Contro le spondiloartriti: sport e terapia farmacologica
Come dimostra Giorgio che, zaino in spalla e scarponcini ai piedi, si prepara a macinare chilometri lungo parte dello stivale, spondiloartrite e sport è un binomio non solo possibile ma anche raccomandato. «L’attività fisica rappresenta una componente fondamentale del percorso terapeutico. Se viene portata avanti con costanza, infatti, può supportare la terapia farmacologica con successo, migliorando la gestione stessa della patologia, l’elasticità della colonna vertebrale e, più in generale, la qualità della vita del paziente», prosegue il professor Caporali.
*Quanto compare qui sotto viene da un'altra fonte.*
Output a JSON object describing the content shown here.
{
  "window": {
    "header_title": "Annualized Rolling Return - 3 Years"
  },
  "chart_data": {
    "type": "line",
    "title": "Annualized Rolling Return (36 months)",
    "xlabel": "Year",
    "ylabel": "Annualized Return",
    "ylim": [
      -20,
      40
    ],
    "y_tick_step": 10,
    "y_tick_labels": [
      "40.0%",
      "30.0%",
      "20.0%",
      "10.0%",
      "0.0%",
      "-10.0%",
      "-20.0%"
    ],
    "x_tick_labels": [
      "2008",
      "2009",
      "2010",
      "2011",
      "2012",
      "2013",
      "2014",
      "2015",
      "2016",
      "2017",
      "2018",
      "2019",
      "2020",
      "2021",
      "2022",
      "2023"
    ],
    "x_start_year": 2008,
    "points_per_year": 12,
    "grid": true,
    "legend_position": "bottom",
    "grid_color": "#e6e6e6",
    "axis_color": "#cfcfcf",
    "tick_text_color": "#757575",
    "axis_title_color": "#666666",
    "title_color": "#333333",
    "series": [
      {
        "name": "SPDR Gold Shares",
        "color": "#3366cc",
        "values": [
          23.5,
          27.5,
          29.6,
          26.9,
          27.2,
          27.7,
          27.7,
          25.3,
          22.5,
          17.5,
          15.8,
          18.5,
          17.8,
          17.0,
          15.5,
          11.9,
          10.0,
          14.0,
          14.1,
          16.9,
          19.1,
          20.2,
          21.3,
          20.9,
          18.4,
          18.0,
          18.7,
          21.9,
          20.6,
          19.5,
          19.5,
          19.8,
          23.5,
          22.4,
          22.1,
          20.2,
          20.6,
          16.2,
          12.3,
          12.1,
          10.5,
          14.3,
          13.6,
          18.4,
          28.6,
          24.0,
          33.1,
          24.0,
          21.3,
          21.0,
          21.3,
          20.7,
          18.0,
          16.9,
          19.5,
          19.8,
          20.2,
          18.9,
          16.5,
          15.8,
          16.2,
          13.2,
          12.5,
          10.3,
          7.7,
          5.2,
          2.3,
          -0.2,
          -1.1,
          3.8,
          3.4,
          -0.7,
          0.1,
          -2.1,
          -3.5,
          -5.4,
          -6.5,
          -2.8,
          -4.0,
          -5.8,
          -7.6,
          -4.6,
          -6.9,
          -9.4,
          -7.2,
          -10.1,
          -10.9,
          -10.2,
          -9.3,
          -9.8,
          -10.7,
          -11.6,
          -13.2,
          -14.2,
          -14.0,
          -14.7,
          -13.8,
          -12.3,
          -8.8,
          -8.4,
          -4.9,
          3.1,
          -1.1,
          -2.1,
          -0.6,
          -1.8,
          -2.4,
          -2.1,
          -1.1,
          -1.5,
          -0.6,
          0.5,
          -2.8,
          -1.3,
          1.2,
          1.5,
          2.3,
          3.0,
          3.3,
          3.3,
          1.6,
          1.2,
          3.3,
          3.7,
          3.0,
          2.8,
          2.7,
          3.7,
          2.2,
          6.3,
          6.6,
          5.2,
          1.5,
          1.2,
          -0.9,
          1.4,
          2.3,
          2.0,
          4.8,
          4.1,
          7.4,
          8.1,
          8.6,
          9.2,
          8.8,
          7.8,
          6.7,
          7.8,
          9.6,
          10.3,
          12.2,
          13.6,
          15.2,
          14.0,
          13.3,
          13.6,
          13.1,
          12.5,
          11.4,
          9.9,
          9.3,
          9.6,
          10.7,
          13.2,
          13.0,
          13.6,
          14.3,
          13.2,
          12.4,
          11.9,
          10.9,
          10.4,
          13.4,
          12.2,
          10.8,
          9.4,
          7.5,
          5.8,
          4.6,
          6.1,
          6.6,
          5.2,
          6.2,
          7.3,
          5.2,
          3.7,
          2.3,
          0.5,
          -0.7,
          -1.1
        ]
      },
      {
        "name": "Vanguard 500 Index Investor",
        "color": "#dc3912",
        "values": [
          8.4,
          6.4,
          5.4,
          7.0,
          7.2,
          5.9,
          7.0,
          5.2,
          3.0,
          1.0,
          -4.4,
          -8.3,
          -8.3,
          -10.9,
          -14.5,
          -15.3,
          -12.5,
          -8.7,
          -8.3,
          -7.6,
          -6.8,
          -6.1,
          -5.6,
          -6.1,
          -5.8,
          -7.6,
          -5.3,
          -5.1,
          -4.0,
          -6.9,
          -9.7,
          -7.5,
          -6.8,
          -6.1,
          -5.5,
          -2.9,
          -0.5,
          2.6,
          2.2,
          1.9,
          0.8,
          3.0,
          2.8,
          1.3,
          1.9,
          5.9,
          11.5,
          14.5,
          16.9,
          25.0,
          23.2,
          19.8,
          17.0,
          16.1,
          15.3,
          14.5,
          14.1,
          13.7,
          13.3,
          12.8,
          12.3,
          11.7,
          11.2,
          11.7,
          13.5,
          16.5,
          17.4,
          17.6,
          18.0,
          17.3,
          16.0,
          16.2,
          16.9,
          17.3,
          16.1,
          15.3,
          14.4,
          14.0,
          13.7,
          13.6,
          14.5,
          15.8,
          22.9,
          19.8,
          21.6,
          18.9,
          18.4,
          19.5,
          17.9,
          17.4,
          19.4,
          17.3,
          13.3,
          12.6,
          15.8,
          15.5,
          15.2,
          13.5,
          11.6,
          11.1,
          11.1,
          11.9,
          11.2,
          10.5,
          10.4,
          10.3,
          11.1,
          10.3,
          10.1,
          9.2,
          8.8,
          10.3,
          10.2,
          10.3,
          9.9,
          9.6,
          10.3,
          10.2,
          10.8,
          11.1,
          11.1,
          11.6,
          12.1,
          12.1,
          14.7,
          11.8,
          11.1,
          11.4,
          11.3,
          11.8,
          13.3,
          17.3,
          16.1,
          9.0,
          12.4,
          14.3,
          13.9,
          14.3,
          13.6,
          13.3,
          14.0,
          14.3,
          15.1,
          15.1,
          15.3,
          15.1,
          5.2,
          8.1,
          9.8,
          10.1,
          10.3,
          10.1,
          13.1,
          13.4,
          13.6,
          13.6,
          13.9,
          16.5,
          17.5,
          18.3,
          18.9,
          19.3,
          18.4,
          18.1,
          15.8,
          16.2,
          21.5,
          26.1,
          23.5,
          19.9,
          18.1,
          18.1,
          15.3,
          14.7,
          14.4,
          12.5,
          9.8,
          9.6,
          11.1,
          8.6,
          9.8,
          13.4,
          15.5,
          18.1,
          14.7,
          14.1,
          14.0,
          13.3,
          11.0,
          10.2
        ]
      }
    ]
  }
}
Oltre al movimento, caldamente suggerito dal reumatologo, per lenire i sintomi e spegnere l’infiammazione si possono assumere gli antinfiammatori non steroidei. «Quando tutto questo non è sufficiente per far star bene il paziente, allora si può intraprendere un trattamento con farmaci biologici, che sono in grado di neutralizzare le citochine, molecole prodotte da cellule immunocompetenti, responsabili dell’infiammazione. Questi farmaci vengono somministrati sempre meno per via endovenosa e sempre di più per via sottocutanea – di solito nella pancia o nella coscia – con intervalli di tempo variabili a seconda della molecola impiegata. Per ciascun farmaco, conservato in frigorifero, è prevista una cadenza di somministrazione che deve essere assolutamente rispettata», conclude il professor Selmi.